ConstructionContext GetConstructionContextInternal() const {
return construction_context_;
}
// TODO(josh11b): uint64 hash() const;
private:
// If cost_node is non-null, then cost accounting (in CostModel)
// will be associated with that node rather than the new one being
// created.
//
// Ownership of the returned Node is not transferred to caller.
Node* AllocateNode(std::shared_ptr<NodeProperties> props,
const Node* cost_node, Node::NodeClass node_class);
void ReleaseNode(Node* node);
// Insert edge in free_edges_ for possible reuse.
void RecycleEdge(const Edge* edge);
// Registry of all known ops, including functions.
FunctionLibraryDefinition ops_;
// GraphDef versions
const std::unique_ptr<VersionDef> versions_;
// Allocator which will give us good locality.
core::Arena arena_;
// Map from node ids to allocated nodes. nodes_[id] may be nullptr if
// the node with that id was removed from the graph.
std::vector<Node*> nodes_;
// Number of nodes alive.
int64_t num_nodes_ = 0;
// Map from edge ids to allocated edges. edges_[id] may be nullptr if
// the edge with that id was removed from the graph.
std::vector<Edge*> edges_;
// The number of entries in edges_ that are not nullptr.
int num_edges_ = 0;
// Allocated but free nodes and edges.
std::vector<Node*> free_nodes_;
std::vector<Edge*> free_edges_;
// For generating unique names.
int name_counter_ = 0;
// In most graphs, the number of unique values used for the
// Node::assigned_device_name() property is quite small. If the graph is
// large, then this duplication of values can consume a significant amount of
// memory.

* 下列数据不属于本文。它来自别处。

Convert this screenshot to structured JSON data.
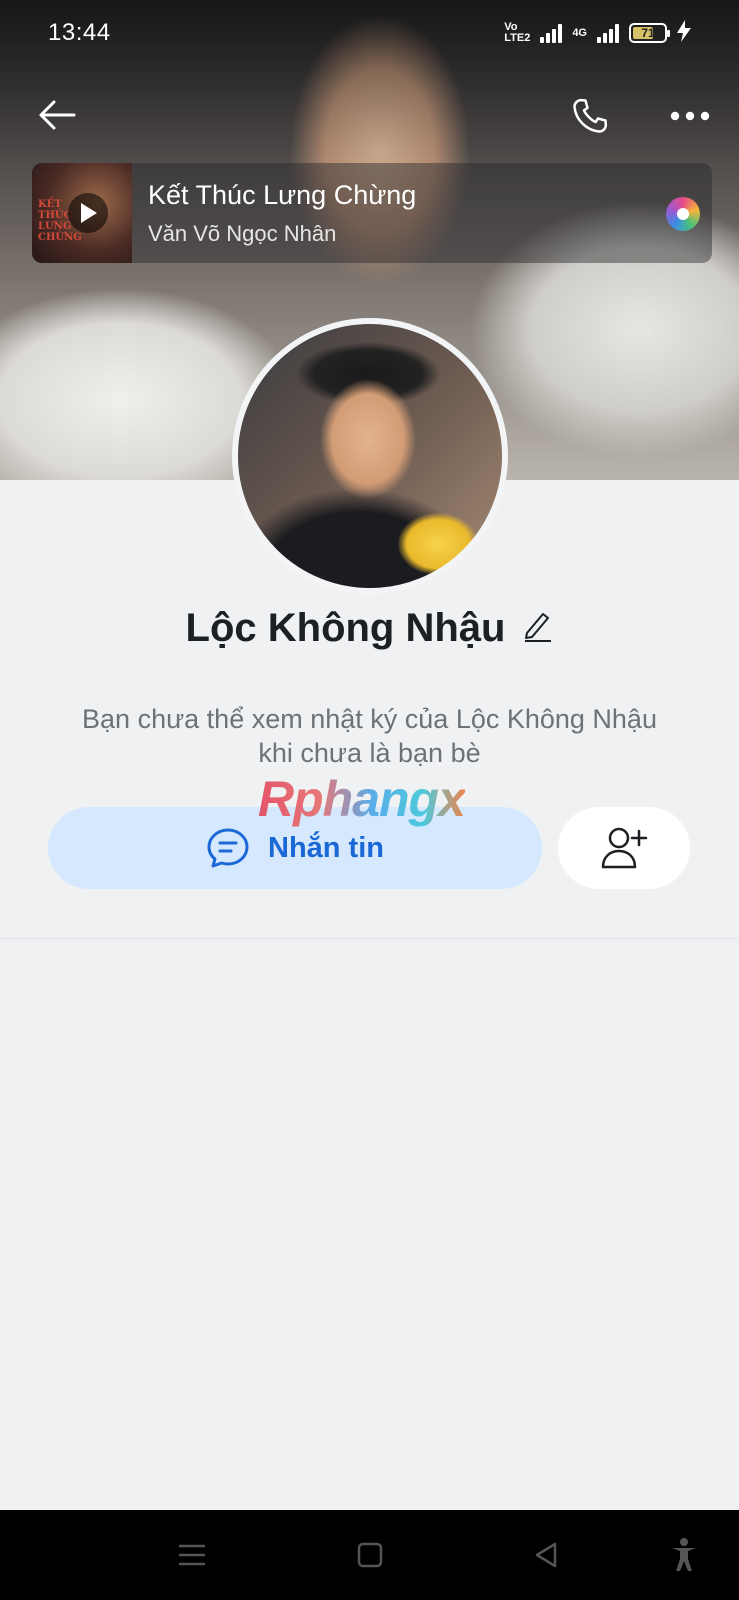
{
  "status_bar": {
    "time": "13:44",
    "volte": "Vo\nLTE2",
    "network": "4G",
    "battery": "71",
    "battery_level_percent": 71
  },
  "header": {
    "back_icon": "arrow-left-icon",
    "call_icon": "phone-icon",
    "more_icon": "more-horizontal-icon"
  },
  "music": {
    "title": "Kết Thúc Lưng Chừng",
    "artist": "Văn Võ Ngọc Nhân",
    "thumb_text": "KẾT THÚC LƯNG CHỪNG"
  },
  "profile": {
    "name": "Lộc Không Nhậu",
    "edit_icon": "pencil-icon",
    "privacy_note_line1": "Bạn chưa thể xem nhật ký của Lộc Không Nhậu",
    "privacy_note_line2": "khi chưa là bạn bè"
  },
  "watermark": "Rphangx",
  "actions": {
    "message_label": "Nhắn tin",
    "message_icon": "chat-bubble-icon",
    "add_friend_icon": "user-plus-icon"
  },
  "nav_bar": {
    "menu_icon": "menu-icon",
    "home_icon": "square-home-icon",
    "back_icon": "triangle-back-icon",
    "accessibility_icon": "accessibility-icon"
  }
}
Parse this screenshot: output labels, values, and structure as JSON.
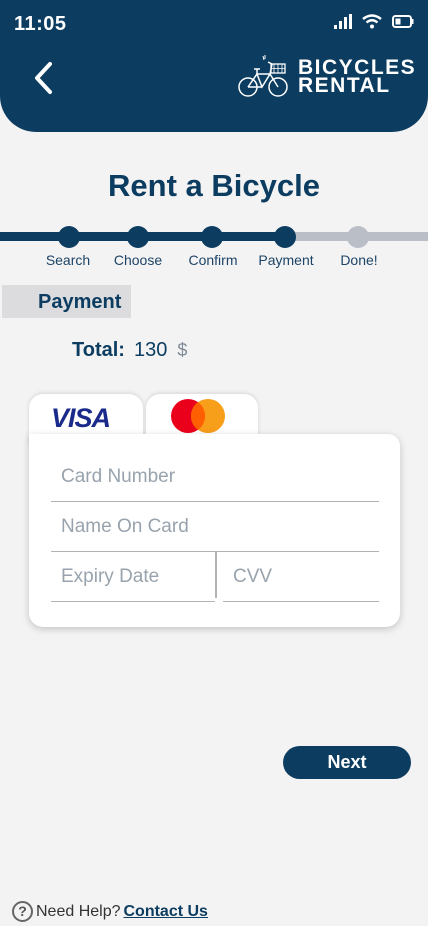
{
  "status_bar": {
    "time": "11:05",
    "icons": [
      "signal-icon",
      "wifi-icon",
      "battery-icon"
    ]
  },
  "header": {
    "back_icon": "chevron-left-icon",
    "logo_icon": "bicycle-icon",
    "logo_line1": "BICYCLES",
    "logo_line2": "RENTAL"
  },
  "page_title": "Rent a Bicycle",
  "progress": {
    "current_step": 4,
    "steps": [
      {
        "label": "Search",
        "done": true
      },
      {
        "label": "Choose",
        "done": true
      },
      {
        "label": "Confirm",
        "done": true
      },
      {
        "label": "Payment",
        "done": true
      },
      {
        "label": "Done!",
        "done": false
      }
    ]
  },
  "section_label": "Payment",
  "total": {
    "label": "Total:",
    "value": "130",
    "currency": "$"
  },
  "payment_tabs": [
    {
      "name": "VISA",
      "icon": "visa-logo",
      "selected": true
    },
    {
      "name": "Mastercard",
      "icon": "mastercard-logo",
      "selected": false
    }
  ],
  "card_form": {
    "card_number": {
      "value": "",
      "placeholder": "Card Number"
    },
    "name_on_card": {
      "value": "",
      "placeholder": "Name On Card"
    },
    "expiry_date": {
      "value": "",
      "placeholder": "Expiry Date"
    },
    "cvv": {
      "value": "",
      "placeholder": "CVV"
    }
  },
  "next_button": "Next",
  "footer": {
    "help_icon": "question-circle-icon",
    "help_text": "Need Help?",
    "contact_link": "Contact Us"
  },
  "colors": {
    "primary": "#0c3d61",
    "inactive": "#b9bec7",
    "background": "#f3f3f3",
    "visa_blue": "#1a2a8a",
    "mc_red": "#eb001b",
    "mc_orange": "#f79e1b"
  }
}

Instead, we represent the same information using an interning
// table, which consists of a vector of unique strings (device_names_), as
// well a map (device_names_map_) from unique strings to indices within the
// unique string table.
//
// The InternDeviceName() method handles adding a new entry into the table,
// or locating the index of an existing entry.
//
// The fact that Node::assigned_device_name() is implemented using an
// interning table is intentionally public. This allows algorithms that
// frequently access this field to do so efficiently, especially for the case
// where the assigned_device_name of one Node is copied directly from that
// of another Node.
// A table of the unique assigned device names. Indices do NOT correspond
// to node IDs. Index 0 is always the empty string.
std::vector<string> device_names_;
// Maps unique device names to indices within device_names_[i].

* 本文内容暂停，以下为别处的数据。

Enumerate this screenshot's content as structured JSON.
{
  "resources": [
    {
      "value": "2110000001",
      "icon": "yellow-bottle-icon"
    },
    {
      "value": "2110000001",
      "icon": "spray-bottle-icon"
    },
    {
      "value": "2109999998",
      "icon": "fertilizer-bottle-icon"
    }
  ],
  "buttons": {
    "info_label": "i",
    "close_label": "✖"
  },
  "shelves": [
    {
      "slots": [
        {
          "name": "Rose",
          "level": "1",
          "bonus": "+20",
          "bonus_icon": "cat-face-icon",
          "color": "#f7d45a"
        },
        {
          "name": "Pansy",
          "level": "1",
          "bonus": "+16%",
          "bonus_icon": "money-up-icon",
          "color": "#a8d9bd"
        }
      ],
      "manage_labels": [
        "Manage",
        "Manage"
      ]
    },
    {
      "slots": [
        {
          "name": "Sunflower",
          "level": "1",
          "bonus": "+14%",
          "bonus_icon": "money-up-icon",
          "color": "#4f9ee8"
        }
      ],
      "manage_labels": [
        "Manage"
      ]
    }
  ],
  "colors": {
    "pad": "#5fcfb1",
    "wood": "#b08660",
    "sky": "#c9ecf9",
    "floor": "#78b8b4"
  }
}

std::unordered_map<string, int> device_names_map_;
// All the while contexts owned by this graph, keyed by frame name,
// corresponding to all the while loops contained in this graph (including
// nested loops). The stored contexts are usually accessed via
// AddWhileContext() or Node::while_ctx(), but this manages the lifetime.
std::map<string, WhileContext> while_ctxs_;
// Cache of the indices of the arguments which need to be constant for the XLA
// compilation.
mutable absl::optional<std::vector<bool>> const_arg_indices_cache_;
// Indicates the context that this Graph instance is constructed.

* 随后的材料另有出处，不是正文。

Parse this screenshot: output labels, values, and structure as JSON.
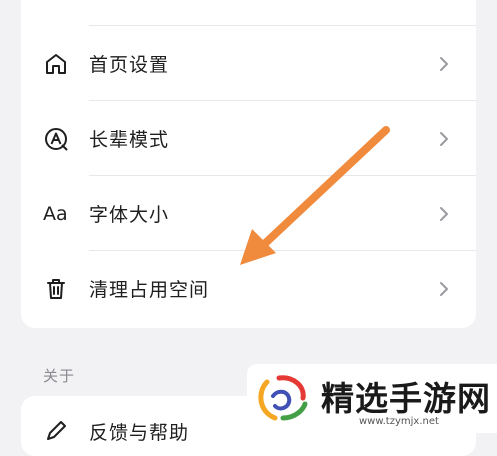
{
  "settings": {
    "items": [
      {
        "label": "首页设置",
        "icon": "home-icon"
      },
      {
        "label": "长辈模式",
        "icon": "elder-mode-icon"
      },
      {
        "label": "字体大小",
        "icon": "font-size-icon",
        "icon_text": "Aa"
      },
      {
        "label": "清理占用空间",
        "icon": "trash-icon"
      }
    ]
  },
  "about": {
    "title": "关于",
    "items": [
      {
        "label": "反馈与帮助",
        "icon": "pen-icon"
      }
    ]
  },
  "watermark": {
    "text": "精选手游网",
    "url": "www.tzymjx.net"
  },
  "colors": {
    "background": "#f2f2f4",
    "card": "#ffffff",
    "arrow": "#f08a3c",
    "chevron": "#9a9aa0",
    "section_title": "#8a8a8f"
  }
}
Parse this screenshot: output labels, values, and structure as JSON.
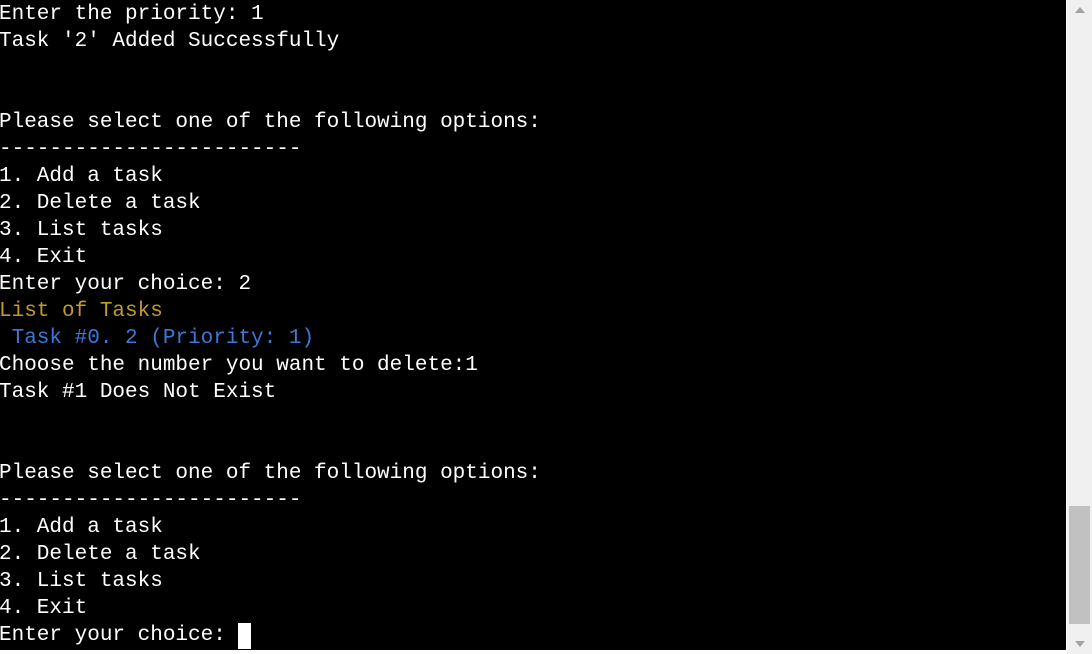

ConstructionContext construction_context_ = ConstructionContext::kNotTracked;
TF_DISALLOW_COPY_AND_ASSIGN(Graph);
};
其核心的属性为
const std::unique_ptr versions_;
core::Arena arena_;
std::vector<Node*> nodes_;
FunctionLibraryDefinition ops_;
std::vector<Edge*> edges_;
这几个属性都很好理解,一个graph核心的属性就是graph的Node,edge,此外还有graph的版本这个和tensorflow的迭代有关,arena用于给graph分配内存,op用于添加op。op的数据类型是对象FunctionLibraryDefinition,后面会做详细介绍。
graph的构造函数如下:
Graph::Graph(const OpRegistryInterface* ops)
: ops_(ops, FunctionDefLibrary()),
versions_(new VersionDef),
arena_(8 << 10 /* 8kB */) {
versions_->set_producer(TF_GRAPH_DEF_VERSION);
versions_->set_min_consumer(TF_GRAPH_DEF_VERSION_MIN_CONSUMER);
// Initialize the name interning table for assigned_device_name.
device_names_.push_back("");
DCHECK_EQ(0, InternDeviceName(""));
// Source and sink have no endpoints, just control edges.
NodeDef def;
def.set_name("_SOURCE");
def.set_op("NoOp");
Status status;
Node* source = AddNode(def, &status);
TF_CHECK_OK(status);
CHECK_EQ(source->id(), kSourceId);
def.set_name("_SINK");
Node* sink = AddNode(def, &status);
TF_CHECK_OK(status);
CHECK_EQ(sink->id(), kSinkId);
AddControlEdge(source, sink);
}
构造函数中只传入了三个入参
const std::unique_ptr versions_;
core::Arena arena_;
std::vector<Node*> nodes_;
同时再tensorflow的图中,必要要有一个起点source node和终点sink node。所以在构造函数的函数体中,通过addNode添加了两个Node:“_SINK”和“_SOURCE”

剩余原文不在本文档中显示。